De dirigente die ik sinds het optreden van 13 mei niet meer gezien had is heel toeschietelijk. Ook persoonlijk tegenover mij. Normaal praat ze in de pauze met Linda en Indra van het bestuur, maar die zijn op vakantie. Ik ben alweer een beetje gesmolten. De repetitie van vorige week, waar ik weggebleven was wegens voetpijn en grote twijfel, was een ramp geweest. Zij had gedacht dat we wel konden studeren op een door een briljant koor ingezongen stuk, maar nee, dat kunnen wij niet. Ze moet voor ons per stuk per stem een geluidsbestandje maken. ‘Had je ons na het geslaagde concert overschat?’ vraag ik. Misschien, zegt ze, maar ik werd mooi wel met mijn neus op de feiten gedrukt, wat voor koor dit is. Het was ook een beetje luiheid. Dus ze maakt weer bestanden en vanavond oefent ze geduldig met ons. Stem voor stem. Stukje voor stukje. En dan gaat het wel weer.

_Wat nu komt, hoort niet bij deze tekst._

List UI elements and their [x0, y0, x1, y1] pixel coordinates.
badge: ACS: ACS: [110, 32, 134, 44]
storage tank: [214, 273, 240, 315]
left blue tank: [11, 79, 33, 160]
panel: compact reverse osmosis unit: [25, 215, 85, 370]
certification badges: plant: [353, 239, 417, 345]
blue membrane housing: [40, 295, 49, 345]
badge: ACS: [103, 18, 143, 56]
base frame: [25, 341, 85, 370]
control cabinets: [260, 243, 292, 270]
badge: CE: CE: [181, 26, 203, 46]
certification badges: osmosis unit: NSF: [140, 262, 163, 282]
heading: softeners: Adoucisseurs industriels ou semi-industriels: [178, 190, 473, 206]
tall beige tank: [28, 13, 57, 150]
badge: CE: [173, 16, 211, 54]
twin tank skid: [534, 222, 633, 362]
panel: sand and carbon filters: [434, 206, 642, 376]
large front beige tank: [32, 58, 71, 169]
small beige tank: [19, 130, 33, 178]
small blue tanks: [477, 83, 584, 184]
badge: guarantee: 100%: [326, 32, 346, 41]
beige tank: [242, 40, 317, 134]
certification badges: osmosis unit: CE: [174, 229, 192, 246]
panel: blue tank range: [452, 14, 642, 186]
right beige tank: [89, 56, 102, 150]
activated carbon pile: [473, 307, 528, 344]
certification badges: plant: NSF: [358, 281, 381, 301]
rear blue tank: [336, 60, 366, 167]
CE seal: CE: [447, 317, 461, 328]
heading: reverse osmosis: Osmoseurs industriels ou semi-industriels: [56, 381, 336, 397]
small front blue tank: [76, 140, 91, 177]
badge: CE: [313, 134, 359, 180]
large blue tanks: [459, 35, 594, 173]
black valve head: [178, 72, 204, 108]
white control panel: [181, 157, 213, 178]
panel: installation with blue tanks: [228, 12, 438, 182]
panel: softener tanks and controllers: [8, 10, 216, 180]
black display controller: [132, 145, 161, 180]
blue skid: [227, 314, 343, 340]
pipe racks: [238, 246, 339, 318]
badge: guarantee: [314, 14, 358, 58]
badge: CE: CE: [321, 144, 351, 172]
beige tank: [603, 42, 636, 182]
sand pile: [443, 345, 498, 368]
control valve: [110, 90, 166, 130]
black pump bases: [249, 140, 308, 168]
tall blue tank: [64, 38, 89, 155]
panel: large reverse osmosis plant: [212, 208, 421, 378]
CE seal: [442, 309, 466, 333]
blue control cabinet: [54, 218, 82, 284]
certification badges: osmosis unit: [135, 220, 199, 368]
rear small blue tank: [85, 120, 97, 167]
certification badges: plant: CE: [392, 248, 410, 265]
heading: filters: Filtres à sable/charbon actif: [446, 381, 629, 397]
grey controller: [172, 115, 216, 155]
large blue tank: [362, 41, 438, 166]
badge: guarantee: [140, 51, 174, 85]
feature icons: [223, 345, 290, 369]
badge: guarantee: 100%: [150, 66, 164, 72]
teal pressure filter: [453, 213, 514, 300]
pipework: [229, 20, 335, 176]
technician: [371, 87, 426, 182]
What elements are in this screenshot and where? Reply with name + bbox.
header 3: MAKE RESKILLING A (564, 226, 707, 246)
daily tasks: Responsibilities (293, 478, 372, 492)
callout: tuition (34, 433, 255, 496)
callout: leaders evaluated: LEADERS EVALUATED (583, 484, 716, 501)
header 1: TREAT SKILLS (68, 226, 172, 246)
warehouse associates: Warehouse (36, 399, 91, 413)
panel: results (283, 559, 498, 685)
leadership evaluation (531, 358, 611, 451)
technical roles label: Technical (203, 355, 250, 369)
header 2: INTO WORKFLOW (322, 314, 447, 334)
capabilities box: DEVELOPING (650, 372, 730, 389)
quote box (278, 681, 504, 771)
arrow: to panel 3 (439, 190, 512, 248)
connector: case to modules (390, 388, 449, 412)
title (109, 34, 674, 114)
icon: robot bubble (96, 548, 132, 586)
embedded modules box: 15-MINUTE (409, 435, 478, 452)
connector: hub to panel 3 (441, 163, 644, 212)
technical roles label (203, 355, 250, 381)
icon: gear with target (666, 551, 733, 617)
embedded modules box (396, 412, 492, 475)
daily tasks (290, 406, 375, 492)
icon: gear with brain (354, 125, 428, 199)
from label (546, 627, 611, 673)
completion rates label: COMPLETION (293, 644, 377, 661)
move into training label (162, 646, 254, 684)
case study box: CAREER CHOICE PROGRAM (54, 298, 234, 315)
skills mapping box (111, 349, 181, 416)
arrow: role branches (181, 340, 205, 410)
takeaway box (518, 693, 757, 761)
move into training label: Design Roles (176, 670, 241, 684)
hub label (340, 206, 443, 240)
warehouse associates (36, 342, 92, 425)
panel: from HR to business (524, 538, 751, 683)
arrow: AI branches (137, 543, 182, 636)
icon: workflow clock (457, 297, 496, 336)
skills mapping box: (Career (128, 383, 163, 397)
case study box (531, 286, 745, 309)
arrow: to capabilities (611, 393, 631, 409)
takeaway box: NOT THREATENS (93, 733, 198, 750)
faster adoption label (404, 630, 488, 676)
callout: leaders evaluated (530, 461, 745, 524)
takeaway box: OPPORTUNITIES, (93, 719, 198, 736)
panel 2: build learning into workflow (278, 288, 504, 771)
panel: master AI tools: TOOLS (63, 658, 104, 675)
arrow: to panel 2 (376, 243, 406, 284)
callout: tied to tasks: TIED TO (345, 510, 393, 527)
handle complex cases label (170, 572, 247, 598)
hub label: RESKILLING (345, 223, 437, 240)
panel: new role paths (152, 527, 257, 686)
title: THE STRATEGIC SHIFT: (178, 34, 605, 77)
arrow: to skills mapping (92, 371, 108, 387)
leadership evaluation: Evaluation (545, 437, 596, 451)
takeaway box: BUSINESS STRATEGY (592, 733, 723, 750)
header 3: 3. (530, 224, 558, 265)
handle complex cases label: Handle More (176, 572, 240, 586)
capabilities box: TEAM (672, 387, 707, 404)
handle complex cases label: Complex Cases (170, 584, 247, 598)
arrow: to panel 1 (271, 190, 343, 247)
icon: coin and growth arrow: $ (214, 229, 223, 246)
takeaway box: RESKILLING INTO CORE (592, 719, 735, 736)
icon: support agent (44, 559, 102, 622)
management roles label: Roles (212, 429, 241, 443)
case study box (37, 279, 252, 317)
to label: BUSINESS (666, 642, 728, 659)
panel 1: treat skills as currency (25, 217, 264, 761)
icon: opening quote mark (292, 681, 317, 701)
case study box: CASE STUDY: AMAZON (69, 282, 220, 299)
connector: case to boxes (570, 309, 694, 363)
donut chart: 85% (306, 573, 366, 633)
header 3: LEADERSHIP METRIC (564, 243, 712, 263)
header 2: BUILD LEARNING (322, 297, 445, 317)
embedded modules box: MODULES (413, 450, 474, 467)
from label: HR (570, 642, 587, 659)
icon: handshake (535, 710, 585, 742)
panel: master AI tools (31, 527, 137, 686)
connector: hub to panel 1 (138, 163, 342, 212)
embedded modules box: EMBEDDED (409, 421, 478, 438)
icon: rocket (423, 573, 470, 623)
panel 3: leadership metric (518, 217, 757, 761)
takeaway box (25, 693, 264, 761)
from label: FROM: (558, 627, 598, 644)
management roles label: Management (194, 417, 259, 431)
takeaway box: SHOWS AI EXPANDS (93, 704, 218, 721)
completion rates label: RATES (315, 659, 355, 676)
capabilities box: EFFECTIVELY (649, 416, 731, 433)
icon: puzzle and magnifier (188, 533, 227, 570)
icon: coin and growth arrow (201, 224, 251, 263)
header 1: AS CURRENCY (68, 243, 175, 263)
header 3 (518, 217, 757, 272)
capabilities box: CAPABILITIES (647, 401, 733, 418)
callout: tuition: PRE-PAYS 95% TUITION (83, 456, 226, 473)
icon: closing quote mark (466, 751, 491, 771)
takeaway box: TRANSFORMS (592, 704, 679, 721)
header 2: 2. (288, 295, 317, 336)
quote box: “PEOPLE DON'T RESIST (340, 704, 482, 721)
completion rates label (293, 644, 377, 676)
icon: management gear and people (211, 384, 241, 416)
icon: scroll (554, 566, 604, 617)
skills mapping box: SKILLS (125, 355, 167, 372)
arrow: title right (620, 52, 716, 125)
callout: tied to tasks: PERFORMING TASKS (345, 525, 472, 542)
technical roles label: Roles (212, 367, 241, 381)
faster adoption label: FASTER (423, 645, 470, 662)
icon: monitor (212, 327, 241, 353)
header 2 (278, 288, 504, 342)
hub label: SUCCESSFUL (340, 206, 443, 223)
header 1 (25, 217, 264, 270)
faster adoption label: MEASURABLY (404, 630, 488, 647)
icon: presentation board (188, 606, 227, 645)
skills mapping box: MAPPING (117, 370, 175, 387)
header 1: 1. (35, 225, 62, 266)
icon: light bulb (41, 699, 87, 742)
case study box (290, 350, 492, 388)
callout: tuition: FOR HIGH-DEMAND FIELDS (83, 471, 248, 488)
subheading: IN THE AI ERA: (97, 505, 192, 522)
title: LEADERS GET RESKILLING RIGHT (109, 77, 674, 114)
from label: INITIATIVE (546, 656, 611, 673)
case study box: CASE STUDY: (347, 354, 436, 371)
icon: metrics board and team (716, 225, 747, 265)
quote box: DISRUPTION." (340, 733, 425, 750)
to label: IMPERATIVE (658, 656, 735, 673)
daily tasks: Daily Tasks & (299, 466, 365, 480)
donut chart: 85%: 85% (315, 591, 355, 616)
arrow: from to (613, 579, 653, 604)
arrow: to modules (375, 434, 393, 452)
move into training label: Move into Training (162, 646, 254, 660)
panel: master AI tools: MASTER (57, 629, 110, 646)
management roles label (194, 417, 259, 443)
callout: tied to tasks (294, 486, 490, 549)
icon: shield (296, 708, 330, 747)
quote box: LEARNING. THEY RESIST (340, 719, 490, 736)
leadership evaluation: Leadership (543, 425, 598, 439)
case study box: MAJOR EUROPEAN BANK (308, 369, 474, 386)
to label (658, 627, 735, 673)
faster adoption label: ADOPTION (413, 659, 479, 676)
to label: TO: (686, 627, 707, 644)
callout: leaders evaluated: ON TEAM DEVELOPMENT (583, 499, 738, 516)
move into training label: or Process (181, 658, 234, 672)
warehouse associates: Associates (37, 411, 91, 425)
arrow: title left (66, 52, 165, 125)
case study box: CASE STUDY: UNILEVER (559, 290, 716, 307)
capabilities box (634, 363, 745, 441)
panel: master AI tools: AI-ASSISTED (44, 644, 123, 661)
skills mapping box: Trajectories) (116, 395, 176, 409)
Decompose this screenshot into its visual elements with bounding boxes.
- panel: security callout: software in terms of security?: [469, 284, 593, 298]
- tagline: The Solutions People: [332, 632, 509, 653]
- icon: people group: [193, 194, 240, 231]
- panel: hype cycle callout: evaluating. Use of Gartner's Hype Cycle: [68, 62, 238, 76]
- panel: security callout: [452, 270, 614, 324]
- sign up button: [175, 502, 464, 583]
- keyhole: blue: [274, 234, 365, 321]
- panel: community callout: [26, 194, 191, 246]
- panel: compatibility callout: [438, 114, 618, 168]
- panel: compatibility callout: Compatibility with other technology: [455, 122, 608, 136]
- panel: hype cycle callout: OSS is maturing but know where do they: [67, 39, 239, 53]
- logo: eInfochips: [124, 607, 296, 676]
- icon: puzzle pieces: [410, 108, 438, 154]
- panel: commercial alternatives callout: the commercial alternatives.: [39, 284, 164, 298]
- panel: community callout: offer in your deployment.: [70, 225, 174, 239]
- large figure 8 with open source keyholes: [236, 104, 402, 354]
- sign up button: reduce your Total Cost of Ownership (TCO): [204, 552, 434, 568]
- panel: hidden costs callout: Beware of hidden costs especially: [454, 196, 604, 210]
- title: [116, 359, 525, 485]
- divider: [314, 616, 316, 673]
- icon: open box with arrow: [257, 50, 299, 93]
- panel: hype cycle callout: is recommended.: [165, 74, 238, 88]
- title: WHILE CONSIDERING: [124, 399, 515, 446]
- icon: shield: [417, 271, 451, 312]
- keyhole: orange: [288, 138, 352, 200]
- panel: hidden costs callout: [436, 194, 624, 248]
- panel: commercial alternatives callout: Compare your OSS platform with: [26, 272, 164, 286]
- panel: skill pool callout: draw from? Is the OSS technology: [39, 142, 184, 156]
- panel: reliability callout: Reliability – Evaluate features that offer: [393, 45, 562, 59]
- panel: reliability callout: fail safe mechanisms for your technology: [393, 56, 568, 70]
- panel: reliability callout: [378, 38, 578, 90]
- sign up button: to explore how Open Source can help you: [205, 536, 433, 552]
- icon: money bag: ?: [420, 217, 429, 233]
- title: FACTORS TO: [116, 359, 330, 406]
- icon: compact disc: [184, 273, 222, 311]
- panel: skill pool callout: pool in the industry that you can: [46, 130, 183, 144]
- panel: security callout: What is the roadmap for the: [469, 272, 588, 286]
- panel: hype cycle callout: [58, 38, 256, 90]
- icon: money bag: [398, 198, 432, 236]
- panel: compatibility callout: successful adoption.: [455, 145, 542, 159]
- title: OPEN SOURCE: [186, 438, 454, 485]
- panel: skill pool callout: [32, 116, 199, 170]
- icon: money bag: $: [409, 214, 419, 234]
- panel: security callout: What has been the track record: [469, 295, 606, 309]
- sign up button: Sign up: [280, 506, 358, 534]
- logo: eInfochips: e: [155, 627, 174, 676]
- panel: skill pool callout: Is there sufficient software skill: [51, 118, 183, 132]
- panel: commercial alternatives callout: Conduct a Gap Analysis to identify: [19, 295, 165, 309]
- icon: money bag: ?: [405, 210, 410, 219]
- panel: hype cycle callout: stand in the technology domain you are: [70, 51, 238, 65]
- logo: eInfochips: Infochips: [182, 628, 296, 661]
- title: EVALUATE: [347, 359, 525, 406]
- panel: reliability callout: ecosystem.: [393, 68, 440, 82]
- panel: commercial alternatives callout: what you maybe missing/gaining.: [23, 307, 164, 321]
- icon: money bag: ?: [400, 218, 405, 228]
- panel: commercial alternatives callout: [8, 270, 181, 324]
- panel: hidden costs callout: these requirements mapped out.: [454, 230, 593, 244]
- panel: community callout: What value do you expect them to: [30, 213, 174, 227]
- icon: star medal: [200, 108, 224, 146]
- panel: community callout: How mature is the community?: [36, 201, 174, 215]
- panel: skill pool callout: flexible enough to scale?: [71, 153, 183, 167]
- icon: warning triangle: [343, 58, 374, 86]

‘Ik ben heel benieuwd wat je voor het volgende concert voor schilderij gaat maken! Ik kijk er nu al naar uit!’ zegt ze. En: ‘Ik vind alles wat je maakt mooi. En ik ben heel kritisch.’ Maar ik heb nog geen idee wat we gaan zingen. Om te beginnen zou ik dit plaatje als inspiratie kunnen gebruiken.
Dat we de avond besluiten met ‘Geh nicht hin’ van Bela Bartók, ook weer onbegrijpelijk moeilijk, zal ik maar als betekenisvol beschouwen.